Le réflexe de se doter d’un antivirus performant n’existe pas encore chez le grand public en Algérie. La pénétration de ce type de software reste des plus faibles dans nos foyers, la jeunesse connectée préférant des copies illégales ou gratuites, peu fiables et surtout périssables. Elle risque aujourd’hui le piratage de son compte Facebook, le vol de ses photos, et ou de ses documents. Mais qu’en sera-t-il demain lorsque nos PC disposeront de notre numéro de carte bancaire, de notre signature électronique, de nos codes d’accès, de nos billets d’avions, de nos visas, de nos casiers judiciaires, en plus des classiques mots de passe ? N’est-ce pas effrayant ?
Evidemment que oui. Même les autorités, régulateurs désignés d’un domaine aussi sensible que stratégique, n’ont pour l’instant pas joué d’autres rôles que celui de Gendarme. Agrément, autorisation, licences, travailler dans les TIC peut s’avérer des plus difficiles dans notre pays, officiellement pour des raisons de sécurité. Mais cela ne règle rien, ou pas grand chose. Problème, le tout répressif ou restrictif ne règle pas tout.
Les Algériens ont besoin de sensibilisation, d’éducation, de préparation quant à l’ère numérique qui se pointe. Un sujet laissé de côté pour l’instant, alors que la polémique sur l’interdiction ou non des sites pornographiques a fait son apparition ces derniers jours.
En Algérie, la lutte par la traque, et des outils existants
Les dangers de la cybercriminalité chez nous sont pris en charge par les autorités, gendarmes et police en tête, avec les moyens dont ils disposent. Nous en sommes encore dans un schéma tout sécuritaire, et un grand pôle destiné à la lutte contre la cybercriminalité a été mis en place du côté de Bouchaoui (Alger). Tenu par les gendarmes, ce centre est un bijou de compétences et de technologies, composé essentiellement de compétences formées en Grande-Bretagne, la rigueur militaire aidant. Il assure le traitement des dizaines d’affaires de cybercriminalité et s’est déjà forgé une bonne réputation. Une légende raconte qu’un hacker a été identifié par l’une des compétences du centre de Bouchaoui… en 2 clics !

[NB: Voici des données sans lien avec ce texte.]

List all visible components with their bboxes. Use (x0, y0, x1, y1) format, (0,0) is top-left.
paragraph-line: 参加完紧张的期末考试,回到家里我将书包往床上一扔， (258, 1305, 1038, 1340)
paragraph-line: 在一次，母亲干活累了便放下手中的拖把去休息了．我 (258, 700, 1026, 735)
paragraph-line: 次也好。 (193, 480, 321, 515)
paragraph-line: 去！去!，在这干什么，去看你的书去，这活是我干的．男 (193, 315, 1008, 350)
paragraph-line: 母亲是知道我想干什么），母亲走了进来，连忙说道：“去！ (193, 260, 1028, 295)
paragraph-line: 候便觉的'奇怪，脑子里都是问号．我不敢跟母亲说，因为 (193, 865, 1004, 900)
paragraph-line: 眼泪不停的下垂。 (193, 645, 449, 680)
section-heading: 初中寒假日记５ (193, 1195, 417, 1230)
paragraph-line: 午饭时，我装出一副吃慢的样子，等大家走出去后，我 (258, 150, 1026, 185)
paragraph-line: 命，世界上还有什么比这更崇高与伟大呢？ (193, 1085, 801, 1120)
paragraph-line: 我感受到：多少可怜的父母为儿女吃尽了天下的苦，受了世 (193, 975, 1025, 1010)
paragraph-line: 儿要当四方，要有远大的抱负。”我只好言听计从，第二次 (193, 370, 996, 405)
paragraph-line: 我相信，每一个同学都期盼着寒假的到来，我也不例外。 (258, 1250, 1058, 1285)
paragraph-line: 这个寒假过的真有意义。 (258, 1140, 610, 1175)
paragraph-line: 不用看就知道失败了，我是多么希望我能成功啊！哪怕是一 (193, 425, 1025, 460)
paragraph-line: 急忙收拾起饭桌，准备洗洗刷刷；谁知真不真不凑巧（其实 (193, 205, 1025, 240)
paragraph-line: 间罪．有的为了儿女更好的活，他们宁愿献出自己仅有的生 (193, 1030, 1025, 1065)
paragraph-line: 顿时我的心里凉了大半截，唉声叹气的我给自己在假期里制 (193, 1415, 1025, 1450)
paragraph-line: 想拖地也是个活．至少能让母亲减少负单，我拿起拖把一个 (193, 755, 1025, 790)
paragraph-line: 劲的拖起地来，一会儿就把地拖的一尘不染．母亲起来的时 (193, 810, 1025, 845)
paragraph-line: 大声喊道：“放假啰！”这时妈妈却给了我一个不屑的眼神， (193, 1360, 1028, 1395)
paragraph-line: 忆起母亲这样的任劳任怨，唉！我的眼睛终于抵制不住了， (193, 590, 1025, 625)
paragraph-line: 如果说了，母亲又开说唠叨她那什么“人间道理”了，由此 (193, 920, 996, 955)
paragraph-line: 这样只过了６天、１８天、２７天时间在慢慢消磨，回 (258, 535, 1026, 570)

Cependant, depuis 2006, une série de mesures connexes ont été prises par l’Algérie pour se préparer à combattre toutes formes de cybercriminalité, à toutes les échelles de la société. Parmi elles, des formations octroyées par des institutions spécialisées qui ont déjà fait leurs preuves dans le domaine. Le FBI a ainsi dispensé une formation au profit des magistrats algériens en 2010, sur l’utilisation des preuves électroniques lors d’enquêtes sur la cybercriminalité. Un atelier qui avait satisfait les présents et posé la première pierre d’une série de coopérations dans le domaine de la lutte contre la cybercriminalité.
Sur le terrain, police et gendarmerie ne sont pas en reste. Des dizaines d’affaires de cybercriminalité sont traitées chaque année, avec des résultats assez encourageants. A Oran par exemple, en 2015, une grosse affaire d’escroquerie mettant en scène un hacker a été démantelée et l’auteur arrêté. La victime n’était autre qu’un grand opérateur de téléphonie mobile. L’un de ses employés avait alors injecté des virus dans les postes de ses collègues afin de pirater leurs mots de passe et accéder à leurs postes. Cela lui a permis d’effectuer, en leurs noms, des opérations commerciales et d’encaisser d’importantes sommes d’argent. Mais c’était sans compter sur les compétences inavouées de la section spécialisée de la police de la ville d’Oran. Les policiers avaient localisé la provenance du virus et ont identifié l’auteur via quelques indices laissés par lui dans l’espace virtuel. Avis aux amateurs !
Les atteintes à la vie privée, elles aussi, pullulent sur le Net, fort heureusement très régulièrement stoppées par les services de sécurité. C’est ce qui s’est passé récemment à Bougie où la police a mis fin à un réseau de maître chanteurs qui prenaient des photos de femmes lors des fêtes de mariage. En remontant la filière, via l’espace virtuel, les auteurs ont été identifiés, les complices retrouvés, et le chantage stoppé net.